Beijing, Radio Bharata Online - Presiden Tiongkok, Xi Jinping, pada hari Senin (23/10) menekankan pentingnya menegakkan kepemimpinan Partai Komunis Tiongkok secara keseluruhan atas serikat pekerja dan memobilisasi pekerja untuk dengan penuh semangat mengambil bagian dalam tujuan besar membangun negara yang kuat dan peremajaan nasional.

Xi, yang juga Sekretaris Jenderal Komite Sentral Partai Komunis Tiongkok (PKT) dan ketua Komisi Militer Pusat, membuat pernyataan tersebut dalam sebuah pembicaraan dengan kepemimpinan baru Federasi Serikat Buruh Seluruh Tiongkok (ACFTU) di Beijing.

Ia mengatakan bahwa di bawah kepemimpinan yang kuat dari Komite Sentral PKT, kelas pekerja Tiongkok telah memainkan peran utama dalam pengembangan perjuangan Partai dan negara.

Bersatu dengan Partai, massa pekerja yang luas telah melakukan upaya tak kenal lelah dalam pembangunan ekonomi Tiongkok, inovasi teknologi, pengentasan kemiskinan, revitalisasi pedesaan, pencegahan dan pengendalian epidemi, serta tanggap darurat dan bantuan bencana selama lima tahun terakhir, menunjukkan semangat tidak takut menghadapi tantangan dan memikul tanggung jawab yang berat, kata Xi.

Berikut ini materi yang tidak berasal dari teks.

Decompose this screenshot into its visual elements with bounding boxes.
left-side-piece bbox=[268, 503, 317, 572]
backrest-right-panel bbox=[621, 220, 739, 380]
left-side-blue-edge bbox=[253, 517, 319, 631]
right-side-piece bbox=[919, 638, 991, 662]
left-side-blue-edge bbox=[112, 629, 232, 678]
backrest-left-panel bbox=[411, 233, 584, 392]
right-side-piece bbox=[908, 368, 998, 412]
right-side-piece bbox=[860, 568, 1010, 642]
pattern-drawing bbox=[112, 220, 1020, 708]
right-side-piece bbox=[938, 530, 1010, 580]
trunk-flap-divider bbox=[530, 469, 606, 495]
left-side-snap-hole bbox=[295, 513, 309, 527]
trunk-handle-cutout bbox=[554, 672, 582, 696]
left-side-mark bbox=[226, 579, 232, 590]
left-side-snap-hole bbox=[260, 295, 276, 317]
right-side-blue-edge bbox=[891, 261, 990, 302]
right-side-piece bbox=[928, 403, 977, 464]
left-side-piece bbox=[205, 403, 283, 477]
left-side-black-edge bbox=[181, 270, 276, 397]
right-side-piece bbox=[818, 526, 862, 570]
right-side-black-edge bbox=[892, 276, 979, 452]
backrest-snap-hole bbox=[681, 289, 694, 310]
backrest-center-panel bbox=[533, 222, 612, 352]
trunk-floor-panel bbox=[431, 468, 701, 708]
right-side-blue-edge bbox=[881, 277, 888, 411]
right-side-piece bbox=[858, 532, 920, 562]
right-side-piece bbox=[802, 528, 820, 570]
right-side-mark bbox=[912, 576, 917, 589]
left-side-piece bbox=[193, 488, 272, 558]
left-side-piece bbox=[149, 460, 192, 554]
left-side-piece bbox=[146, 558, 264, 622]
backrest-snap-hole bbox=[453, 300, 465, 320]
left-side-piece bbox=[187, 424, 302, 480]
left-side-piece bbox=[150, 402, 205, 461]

Xi mendesak ACFTU dan serikat pekerja di semua tingkatan untuk mempromosikan reformasi dalam membangun tenaga kerja industri, dan menjaga hak-hak dan kepentingan pekerja.

Komite Sentral PKT sepenuhnya mengakui kontribusi signifikan yang dibuat oleh kelas pekerja dan pencapaian baru yang diperoleh oleh serikat pekerja, kata Xi, seraya menambahkan bahwa Komite Sentral menaruh harapan besar pada kepemimpinan baru.

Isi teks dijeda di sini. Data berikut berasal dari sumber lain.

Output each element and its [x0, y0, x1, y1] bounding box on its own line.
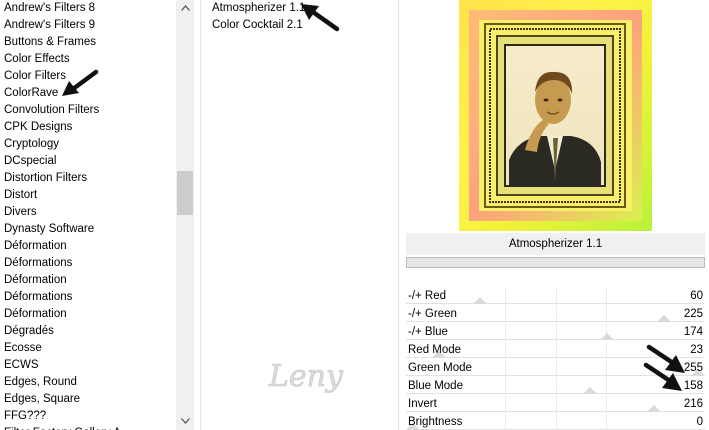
- slider-track[interactable]: [406, 303, 705, 304]
- parameter-value: 23: [690, 344, 703, 356]
- pointer-arrow-icon: [643, 362, 682, 391]
- filter-category-item[interactable]: Déformations: [4, 255, 72, 272]
- filter-category-item[interactable]: Buttons & Frames: [4, 34, 96, 51]
- filter-category-item[interactable]: Edges, Round: [4, 374, 77, 391]
- filter-settings-panel: Atmospherizer 1.1 -/+ Red 60 -/+ Green 225-…: [400, 0, 709, 430]
- parameter-value: 225: [683, 308, 703, 320]
- parameter-value: 158: [683, 380, 703, 392]
- filter-category-item[interactable]: Cryptology: [4, 136, 59, 153]
- filter-title: Atmospherizer 1.1: [508, 238, 603, 250]
- filter-category-item[interactable]: Andrew's Filters 8: [4, 0, 95, 17]
- filter-category-panel: Andrew's Filters 8 Andrew's Filters 9 Butt…: [0, 0, 194, 430]
- filter-category-item[interactable]: Distortion Filters: [4, 170, 87, 187]
- parameter-value: 174: [683, 326, 703, 338]
- watermark-logo: Leny: [268, 359, 345, 395]
- parameter-row[interactable]: Brightness 0: [406, 414, 705, 430]
- slider-thumb[interactable]: [657, 315, 671, 322]
- scroll-up-arrow-icon[interactable]: [176, 0, 194, 16]
- filter-category-item[interactable]: Color Filters: [4, 68, 66, 85]
- parameter-name: -/+ Green: [408, 308, 457, 320]
- filter-category-item[interactable]: Déformations: [4, 289, 72, 306]
- slider-thumb[interactable]: [647, 405, 661, 412]
- slider-thumb[interactable]: [583, 387, 597, 394]
- parameter-name: -/+ Red: [408, 290, 447, 302]
- preview-image: [459, 0, 652, 231]
- filter-category-item[interactable]: Convolution Filters: [4, 102, 99, 119]
- effect-item[interactable]: Color Cocktail 2.1: [212, 17, 303, 34]
- filter-category-item[interactable]: Dynasty Software: [4, 221, 94, 238]
- filter-category-item[interactable]: Dégradés: [4, 323, 54, 340]
- scrollbar-thumb[interactable]: [177, 171, 193, 215]
- scroll-down-arrow-icon[interactable]: [176, 413, 194, 429]
- progress-bar: [406, 257, 705, 268]
- parameter-row[interactable]: Invert 216: [406, 396, 705, 413]
- filter-category-item[interactable]: Distort: [4, 187, 37, 204]
- parameter-name: -/+ Blue: [408, 326, 448, 338]
- filter-category-item[interactable]: Edges, Square: [4, 391, 80, 408]
- parameter-value: 60: [690, 290, 703, 302]
- effect-item[interactable]: Atmospherizer 1.1: [212, 0, 305, 17]
- filter-title-bar: Atmospherizer 1.1: [406, 233, 705, 255]
- effects-panel: Atmospherizer 1.1 Color Cocktail 2.1 Leny: [200, 0, 399, 430]
- filter-category-item[interactable]: Déformation: [4, 272, 67, 289]
- filter-list-scrollbar[interactable]: [176, 0, 194, 430]
- parameter-row[interactable]: -/+ Blue 174: [406, 324, 705, 341]
- svg-text:Leny: Leny: [268, 359, 344, 394]
- filter-category-item[interactable]: DCspecial: [4, 153, 56, 170]
- slider-thumb[interactable]: [473, 297, 487, 304]
- filter-category-item[interactable]: ECWS: [4, 357, 39, 374]
- filter-category-item[interactable]: Color Effects: [4, 51, 70, 68]
- parameter-name: Red Mode: [408, 344, 462, 356]
- parameter-value: 216: [683, 398, 703, 410]
- pointer-arrow-icon: [62, 69, 99, 96]
- slider-thumb[interactable]: [600, 333, 614, 340]
- slider-tick: [505, 414, 506, 430]
- slider-tick: [606, 414, 607, 430]
- filter-category-item[interactable]: CPK Designs: [4, 119, 72, 136]
- filter-category-item[interactable]: Divers: [4, 204, 37, 221]
- pointer-arrow-icon: [301, 4, 340, 32]
- parameter-name: Blue Mode: [408, 380, 463, 392]
- slider-tick: [556, 414, 557, 430]
- parameter-name: Brightness: [408, 416, 463, 428]
- filter-category-item[interactable]: Filter Factory Gallery A: [4, 425, 121, 430]
- filter-category-item[interactable]: Déformation: [4, 238, 67, 255]
- filter-category-item[interactable]: ColorRave: [4, 85, 58, 102]
- parameter-row[interactable]: -/+ Green 225: [406, 306, 705, 323]
- filter-category-item[interactable]: Déformation: [4, 306, 67, 323]
- slider-track[interactable]: [406, 339, 705, 340]
- parameter-name: Invert: [408, 398, 437, 410]
- filter-category-item[interactable]: Andrew's Filters 9: [4, 17, 95, 34]
- parameter-value: 0: [696, 416, 703, 428]
- filter-category-item[interactable]: Ecosse: [4, 340, 42, 357]
- parameter-row[interactable]: -/+ Red 60: [406, 288, 705, 305]
- parameter-name: Green Mode: [408, 362, 472, 374]
- filter-category-list: Andrew's Filters 8 Andrew's Filters 9 Butt…: [0, 0, 176, 430]
- filter-category-item[interactable]: FFG???: [4, 408, 46, 425]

Xi juga menyerukan untuk mengorganisir berbagai bentuk kompetisi tenaga kerja dan keterampilan untuk menginspirasi antusiasme untuk bekerja dan melepaskan potensi kreatif para pekerja.

Menurut Xi, kelas pekerja dan massa buruh yang luas adalah pencipta utama kekayaan sosial.

Sebagai wakil dan pembela kepentingan pekerja, serikat pekerja harus memenuhi tugas mereka dan fokus pada penyelesaian masalah praktis yang menyangkut kepentingan vital pekerja dan menjaga hak-hak dan kepentingan pekerja yang sah dalam bentuk-bentuk pekerjaan baru, kata Xi.

Xi mengatakan bahwa perlu untuk memperkuat manajemen demokratis di perusahaan dan lembaga, membangun saluran yang lancar bagi pekerja untuk mengekspresikan tuntutan mereka, membimbing pekerja untuk secara hukum melindungi hak dan kepentingan mereka, dan mempromosikan pembentukan hubungan kerja yang harmonis.